London

Duncan Grant, Bathing, 1911, oil on canvas, 7' 6“ x 10' 1/2”. From “Queer British Art 1861–1967.”

Duncan Grant, Bathing, 1911, oil on canvas, 7' 6“ x 10' 1/2”. From “Queer British Art 1861–1967.”

“Queer British Art 1861–1967”

Tate Britain

Duncan Grant, Bathing, 1911, oil on canvas, 7' 6“ x 10' 1/2”. From “Queer British Art 1861–1967.”

The idea of encapsulating a nation’s history of queer art in a single show could easily have led to a neckbreaking curatorial endeavor going awry. What makes art queer or otherwise anyway? And how can one tell what is queer and what isn’t when examining a period in which socially unacceptable desires often had to be disguised, lest criminal prosecution follow? The press release for “Queer British Art 1861–1967,” curated by Clare Barlow, explains that the word queer was meant to express the “full diversity of sexualities and gender identities represented in the show.” Astonishingly, the show succeeds in honoring the richness of the subject, filling eight rooms with nearly two hundred works of art accompanied by copious, well-researched background information provided on wall labels—more than a hundred years of work executed by very diverse and extensive communities packed into one exhibition.

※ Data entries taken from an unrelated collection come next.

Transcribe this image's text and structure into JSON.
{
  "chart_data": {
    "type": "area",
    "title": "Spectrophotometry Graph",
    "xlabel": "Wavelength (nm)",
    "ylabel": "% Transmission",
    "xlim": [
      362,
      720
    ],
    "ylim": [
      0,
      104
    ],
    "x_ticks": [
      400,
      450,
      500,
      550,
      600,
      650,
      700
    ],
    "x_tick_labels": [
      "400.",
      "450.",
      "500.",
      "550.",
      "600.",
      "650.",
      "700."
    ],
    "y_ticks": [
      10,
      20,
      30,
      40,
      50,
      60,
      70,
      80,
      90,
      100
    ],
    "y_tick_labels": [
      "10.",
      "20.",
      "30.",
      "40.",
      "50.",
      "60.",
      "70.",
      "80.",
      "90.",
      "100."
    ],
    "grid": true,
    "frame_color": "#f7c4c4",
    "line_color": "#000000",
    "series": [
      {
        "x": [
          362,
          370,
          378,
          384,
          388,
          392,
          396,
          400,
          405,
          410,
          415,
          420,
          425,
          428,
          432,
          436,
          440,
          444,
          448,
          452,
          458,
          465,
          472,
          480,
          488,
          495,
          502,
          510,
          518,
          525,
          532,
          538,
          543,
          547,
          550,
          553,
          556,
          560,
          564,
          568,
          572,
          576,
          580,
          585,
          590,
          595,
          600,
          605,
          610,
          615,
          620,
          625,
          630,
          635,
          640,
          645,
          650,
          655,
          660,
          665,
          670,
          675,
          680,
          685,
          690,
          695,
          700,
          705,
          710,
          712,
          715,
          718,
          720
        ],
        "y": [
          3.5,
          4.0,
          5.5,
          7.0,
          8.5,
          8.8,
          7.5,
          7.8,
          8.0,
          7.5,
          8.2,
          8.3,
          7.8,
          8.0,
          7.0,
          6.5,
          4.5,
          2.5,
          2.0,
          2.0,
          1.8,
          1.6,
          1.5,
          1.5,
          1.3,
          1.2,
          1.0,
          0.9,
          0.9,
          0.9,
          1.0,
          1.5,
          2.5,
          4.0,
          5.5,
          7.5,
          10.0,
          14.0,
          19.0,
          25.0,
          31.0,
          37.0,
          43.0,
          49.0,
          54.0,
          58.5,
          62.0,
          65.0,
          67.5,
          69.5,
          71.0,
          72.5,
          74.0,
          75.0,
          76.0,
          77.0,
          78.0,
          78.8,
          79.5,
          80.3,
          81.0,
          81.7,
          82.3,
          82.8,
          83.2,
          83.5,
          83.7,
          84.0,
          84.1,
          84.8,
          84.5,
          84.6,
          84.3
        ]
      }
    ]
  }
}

The exhibition timeline starts in 1861, when Great Britain abolished the death penalty for sodomy, and ended in 1967, with the partial decriminalization of sex between men. Consequently, the show marks the fiftieth anniversary of the latter event. It is impossible to forget the stories of lives broken by persecution; some of the objects on view are chilling, for instance the door to Oscar Wilde’s cell at Reading Gaol. But subversive humor abounds as well, as in a series of collages made on books stolen from public libraries around Islington, North London, by the playwright Joe Orton and his partner Kenneth Leith Halliwell. These illicit works, dated 1959–62, include Queen’s Favourite by Phyllis Hambledon, adorned with a suggestive image of wrestling men, and The Secret of Chimneys by Agatha Christie, showing a pair of cats getting married. But their pilfering from the stacks earned Orton and Halliwell each a six-month prison sentence—as Orton commented, “because we were queers.”

A recurring theme in the show is the discrepancy between public and private lives. In the case of Keith Vaughan, Barlow illustrates this discordance by juxtaposing canvases meant for public display with private drawings. The paintings, such as Kouros, 1960, portray partly figurative, partly abstract silhouettes of men. From the flat color blocks of paint, we can read their bulky frames, muscles, and confrontational attitudes. However, it’s Vaughan’s drawings that frankly depict homosexual eroticism, sometimes tender, sometimes explicit.  In a section titled “Bloomsbury and Beyond,” we see artists playing more daringly on the verge of the acceptable. Two large-scale paintings in oil on canvas—Ethel Walker’s Decoration: The Excursion of Nausicaa, 1920, depicting a group of naked women, and Duncan Grant’s Bathing, 1911, showing a group of men enjoying time by the lake—juxtaposed here, refer to classic ideals of beauty. But in subtle yet suggestive ways, both works also convey a sense of erotic freedom within same-sex communities.

A strong sense of the solidarity that binds such groups emerged throughout the show. The exhibition also highlights how intertwined the fights for gay rights and for a freer view of female sexuality could be—evoking this idea, for example, through the several depictions of Oscar Wilde’s play Salomé, 1894. The story is based on one from the Gospels, in which the pleasure brought to Herod’s guests by his daughter’s dance leads to the beheading of Saint John the Baptist. Early Christian scholars interpreted the tale as a depiction of lust, but in Wilde’s hands it became a springboard for the exploration of the modern image of woman.

The enclaves where the precursors of today’s LGBTQ community could converge were private houses, dance halls, and members’ clubs staging censored plays. These spaces nourished fragile networks that, despite obstacles, created possibilities for the acknowledgment of equal rights, as well as of the beauty in diversity and the richness of queer arts.